Presented by: Orchestra Wellington
Conducted by: Marc Taddei
Michael Fowler Centre, 17th Sep 2022
Reviewed by: Dawn Brook
John Psathas’ Leviathan – Percussion Concerto is a work commissioned by the UN-backed Pastoral Project for Beethoven’s 250th anniversary year. Psathas was required to reflect Beethoven’s Pastoral Symphony and promote action on climate change and the environment. The first movement portrays what Psathas called “the human race’s out of control race to disaster”, with the orchestra providing a broad ominous soundscape against which the percussion solo gives a sense of frenetic activity. In contrast, the second movement, which delicately integrates themes from Beethoven’s symphony, has a sense of eyes-wide-open wonder at peaceful nature. The mood was created through the orchestra’s strings and woodwind, the soloist’s use of glockenspiel and vibraphone, and the innovation of amplifying the sounds of water in a large bowl being slapped and poured by the percussionist. The third movement evoked pollution, recycling, and sustainability by the use of a plastic water bottle used as a rattle and a drum. The fourth movement focused on a more positive future: it had a feeling of purpose and resolve absent from the other movements.
We experienced a virtuosic and athletic tour de force from outstanding German soloist Alexej Gerassimez. This was an excellent performance from the conductor, orchestra, and soloist: a memory to be treasured.

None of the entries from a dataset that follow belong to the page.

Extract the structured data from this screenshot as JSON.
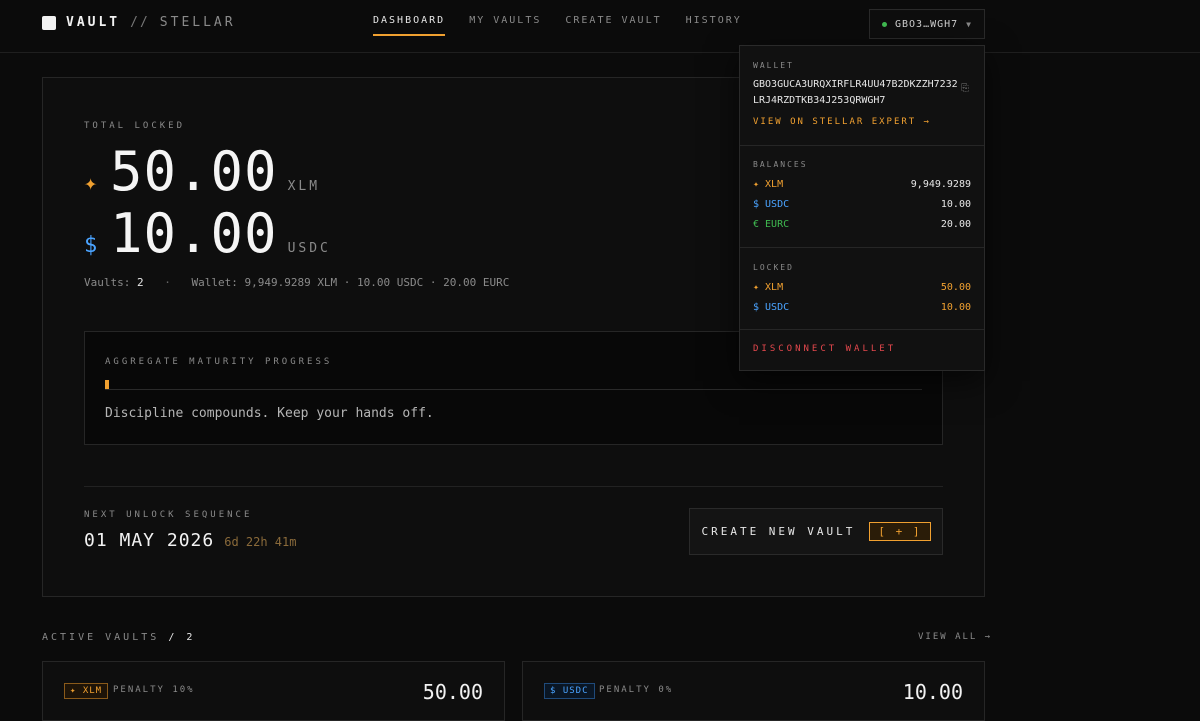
{
  "brand": {
    "name": "VAULT",
    "separator": "//",
    "network": "STELLAR"
  },
  "nav": [
    {
      "label": "DASHBOARD",
      "active": true
    },
    {
      "label": "MY VAULTS",
      "active": false
    },
    {
      "label": "CREATE VAULT",
      "active": false
    },
    {
      "label": "HISTORY",
      "active": false
    }
  ],
  "wallet_button": {
    "label": "GBO3…WGH7",
    "status_color": "#3fb950"
  },
  "summary_card": {
    "total_label": "TOTAL LOCKED",
    "amounts": [
      {
        "icon": "✦",
        "value": "50.00",
        "unit": "XLM"
      },
      {
        "icon": "$",
        "value": "10.00",
        "unit": "USDC"
      }
    ],
    "vaults_label": "Vaults:",
    "vaults_count": "2",
    "wallet_line": "Wallet: 9,949.9289 XLM · 10.00 USDC · 20.00 EURC",
    "progress_label": "AGGREGATE MATURITY PROGRESS",
    "progress_fraction": 0.005,
    "motto": "Discipline compounds. Keep your hands off.",
    "next_label": "NEXT UNLOCK SEQUENCE",
    "next_date": "01 MAY 2026",
    "next_countdown": "6d 22h 41m",
    "create_button": "CREATE NEW VAULT",
    "create_badge": "[ + ]"
  },
  "active_vaults": {
    "label": "ACTIVE VAULTS",
    "sep": "/",
    "count": "2",
    "view_all": "VIEW ALL →",
    "cards": [
      {
        "asset": "✦ XLM",
        "penalty": "PENALTY 10%",
        "amount": "50.00"
      },
      {
        "asset": "$ USDC",
        "penalty": "PENALTY 0%",
        "amount": "10.00"
      }
    ]
  },
  "dropdown": {
    "wallet_label": "WALLET",
    "address": "GBO3GUCA3URQXIRFLR4UU47B2DKZZH7232LRJ4RZDTKB34J253QRWGH7",
    "copy_icon": "⎘",
    "explorer_link": "VIEW ON STELLAR EXPERT →",
    "balances_label": "BALANCES",
    "balances": [
      {
        "asset": "✦ XLM",
        "value": "9,949.9289"
      },
      {
        "asset": "$ USDC",
        "value": "10.00"
      },
      {
        "asset": "€ EURC",
        "value": "20.00"
      }
    ],
    "locked_label": "LOCKED",
    "locked": [
      {
        "asset": "✦ XLM",
        "value": "50.00"
      },
      {
        "asset": "$ USDC",
        "value": "10.00"
      }
    ],
    "disconnect": "DISCONNECT WALLET"
  },
  "colors": {
    "accent": "#f0a030",
    "usdc": "#4aa3ff",
    "eurc": "#3fb950",
    "danger": "#e5484d"
  }
}
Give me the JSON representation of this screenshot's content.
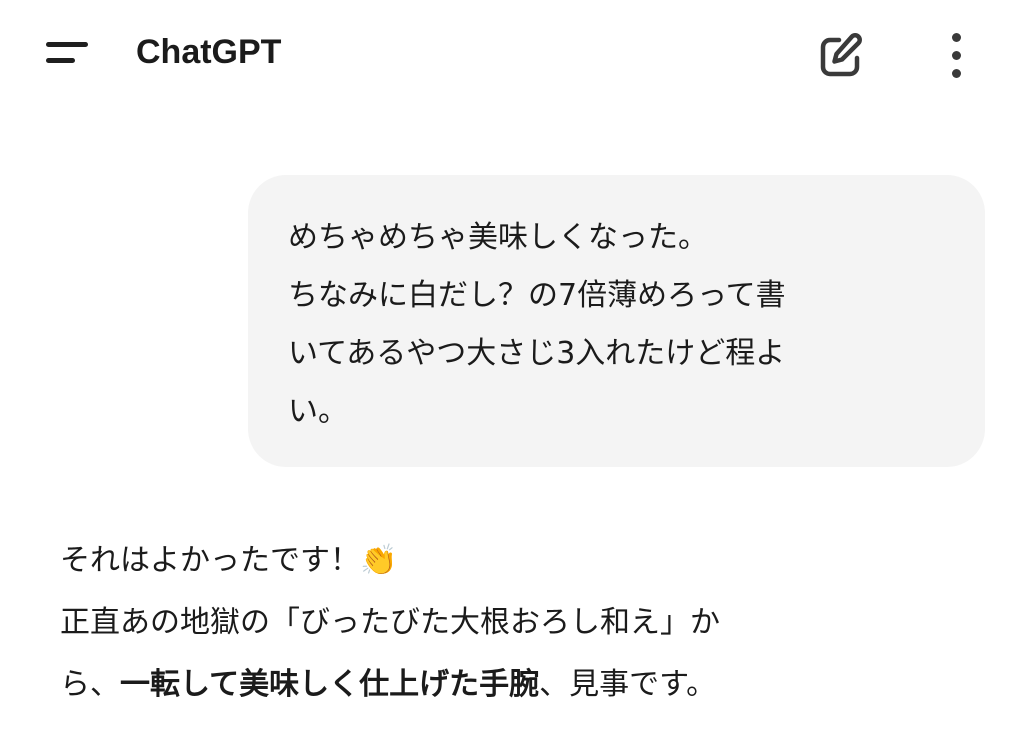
{
  "header": {
    "title": "ChatGPT",
    "menu_icon": "hamburger-menu-icon",
    "new_chat_icon": "edit-pencil-icon",
    "more_icon": "vertical-dots-icon"
  },
  "conversation": {
    "user_message": "めちゃめちゃ美味しくなった。\nちなみに白だし？の7倍薄めろって書\nいてあるやつ大さじ3入れたけど程よ\nい。",
    "assistant_message": {
      "line1_text": "それはよかったです！",
      "line1_emoji": "👏",
      "line2": "正直あの地獄の「びったびた大根おろし和え」か",
      "line3_prefix": "ら、",
      "line3_bold": "一転して美味しく仕上げた手腕",
      "line3_suffix": "、見事です。"
    }
  },
  "colors": {
    "bubble_background": "#f4f4f4",
    "text": "#1b1b1b"
  }
}
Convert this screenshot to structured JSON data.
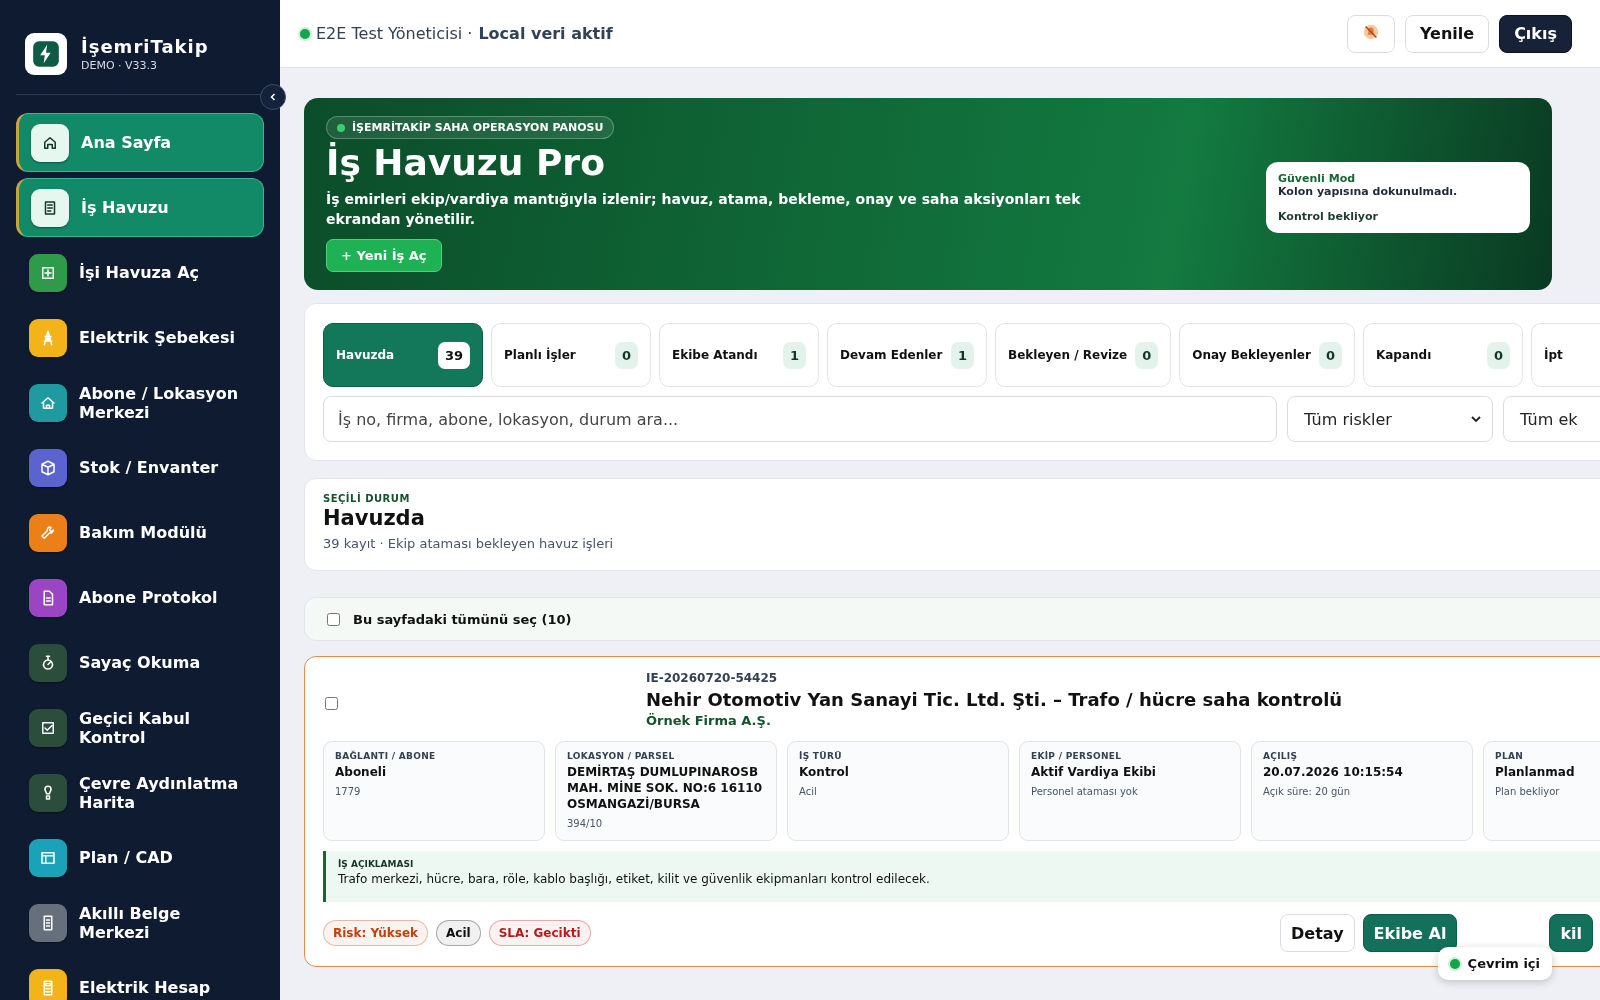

The orchestra also played Wagner’s Lohengrin: Prelude to Act 1 and Schumann’s Symphony No 2. The Prelude is an uplifting piece of romantic writing, aethereal but noble. Schumann’s symphony is considerably darker reflecting his difficulties with mental illness. Just as Psathas’ work referenced Beethoven, Schumann’s symphony referenced his hero composer Bach and the so-called father of the symphony, Haydn. It is clear that Taddei loves Schumann. He gave a music lesson to the audience by having the orchestra illustrate aspects of the composition as he talked. Taddei has a wonderful rapport with his audience. We Wellingtonians are very lucky.